Pay off Your Mortgage with Home Equity Loan

Sunday, Jun 11, 2006

Home equity loans are sometimes ideal for those who have small balances remaining on their mortgages and want to avoid the cost associated with refinancing. If you only owe a few thousand dollars and can pay that all off at a lower rate without high fees, it can be a clever financial tactic.

Better than a mortgage refinance

Consider this scenario: A homeowner has property worth $300,000, and a 30-year, 8.5 percent conventional mortgage with an outstanding balance of only $30,000. If the homeowner decides to refinance in order to drop to a lower 6 or 7 percent rate, the mortgage refinance fees alone might cost five to 10 percent of the amount of the remaining balance.
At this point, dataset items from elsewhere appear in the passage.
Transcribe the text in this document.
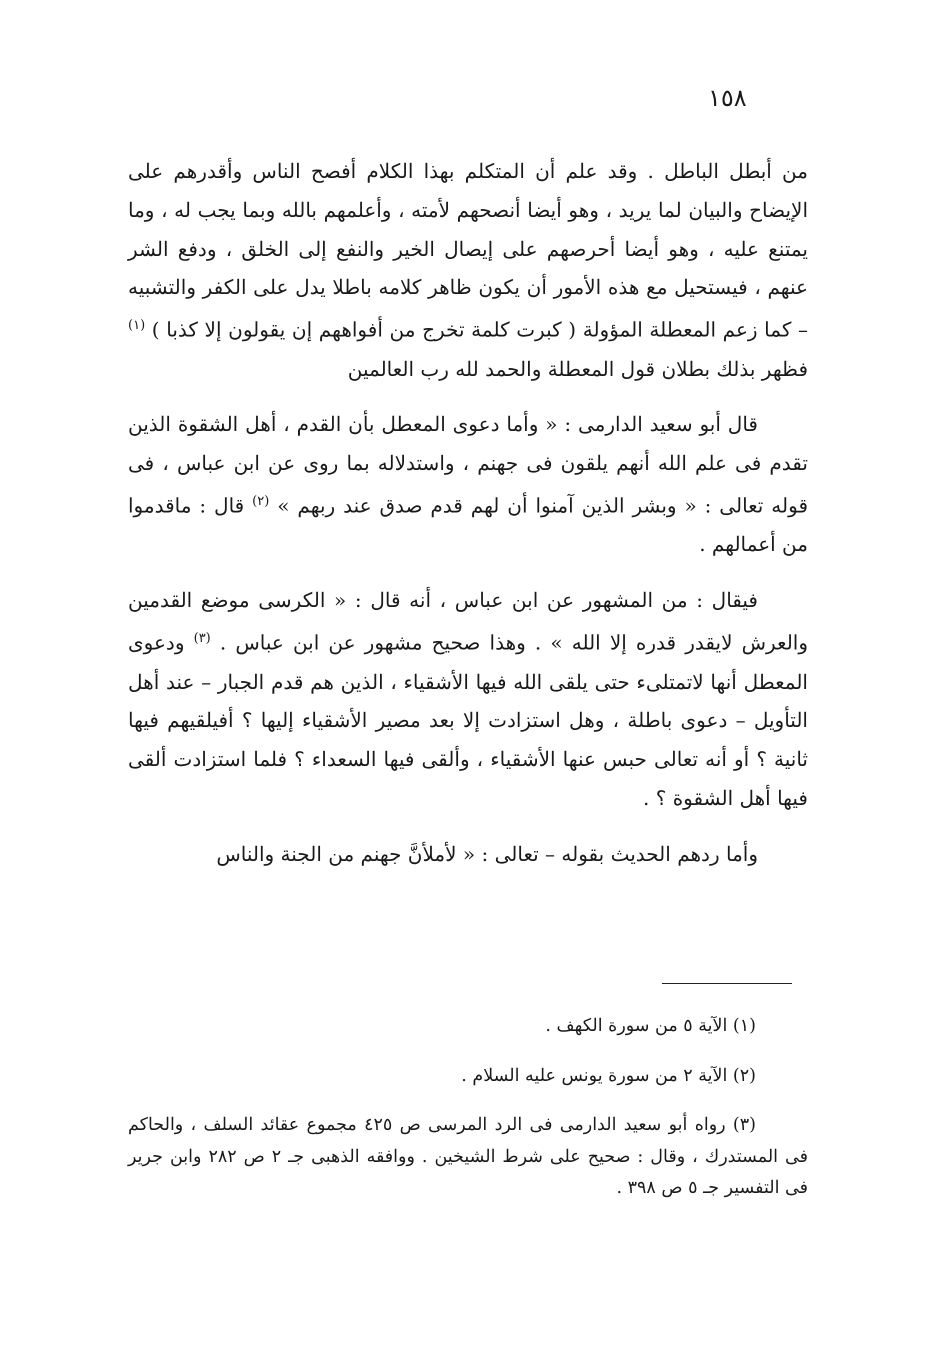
١٥٨

من أبطل الباطل . وقد علم أن المتكلم بهذا الكلام أفصح الناس وأقدرهم على الإيضاح والبيان لما يريد ، وهو أيضا أنصحهم لأمته ، وأعلمهم بالله وبما يجب له ، وما يمتنع عليه ، وهو أيضا أحرصهم على إيصال الخير والنفع إلى الخلق ، ودفع الشر عنهم ، فيستحيل مع هذه الأمور أن يكون ظاهر كلامه باطلا يدل على الكفر والتشبيه – كما زعم المعطلة المؤولة ( كبرت كلمة تخرج من أفواههم إن يقولون إلا كذبا ) $^{(١)}$ فظهر بذلك بطلان قول المعطلة والحمد لله رب العالمين

قال أبو سعيد الدارمى : « وأما دعوى المعطل بأن القدم ، أهل الشقوة الذين تقدم فى علم الله أنهم يلقون فى جهنم ، واستدلاله بما روى عن ابن عباس ، فى قوله تعالى : « وبشر الذين آمنوا أن لهم قدم صدق عند ربهم » $^{(٢)}$ قال : ماقدموا من أعمالهم .

فيقال : من المشهور عن ابن عباس ، أنه قال : « الكرسى موضع القدمين والعرش لايقدر قدره إلا الله » . وهذا صحيح مشهور عن ابن عباس . $^{(٣)}$ ودعوى المعطل أنها لاتمتلىء حتى يلقى الله فيها الأشقياء ، الذين هم قدم الجبار – عند أهل التأويل – دعوى باطلة ، وهل استزادت إلا بعد مصير الأشقياء إليها ؟ أفيلقيهم فيها ثانية ؟ أو أنه تعالى حبس عنها الأشقياء ، وألقى فيها السعداء ؟ فلما استزادت ألقى فيها أهل الشقوة ؟ .

وأما ردهم الحديث بقوله – تعالى : « لأملأنَّ جهنم من الجنة والناس

(١) الآية ٥ من سورة الكهف .

(٢) الآية ٢ من سورة يونس عليه السلام .

(٣) رواه أبو سعيد الدارمى فى الرد المرسى ص ٤٢٥ مجموع عقائد السلف ، والحاكم فى المستدرك ، وقال : صحيح على شرط الشيخين . ووافقه الذهبى جـ ٢ ص ٢٨٢ وابن جرير فى التفسير جـ ٥ ص ٣٩٨ .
This would make a mortgage refinancing an unwise choice.

One smart solution to this problem would be to use a Home equity loan and borrow the 30 grand. The mortgage can be entirely paid off without incurring steep refinance fees, and the process for securing the funds is relatively simple and fast when compared to ordinary refinancing.

Home equity loans are available from most lenders, and they can be paid off gradually, over a period of decades. For those who owe a relatively small amount on a high interest rate mortgage, converting to a home equity loan to pay off the balance may be a great way to save substantially over time, while also reducing the life of the loan. If you plan to retire in 15 years, for example, you can schedule the payoff of your home equity loan to coincide with retirement, in order to retire with extra savings and no house payment.

The versatile HELOC

Another alternative is to use a home equity line of credit, or HELOC. The big advantage with a HELOC is that, generally speaking, only payments of interest, not principal, are required during the first few years of the loan. That can significantly reduce monthly payments, in a similar way to the popular "interest only" mortgages. A HELOC will carry an adjustable rate, however. For those who expect rates to continue to rise and want to pay over a long period of time, a home equity loan with a fixed rate is a more predictable and worry-free option.

Paying off your mortgage with a home equity loan may seem strange. But in some circumstances, it may pay not to be a stranger to good financial sense.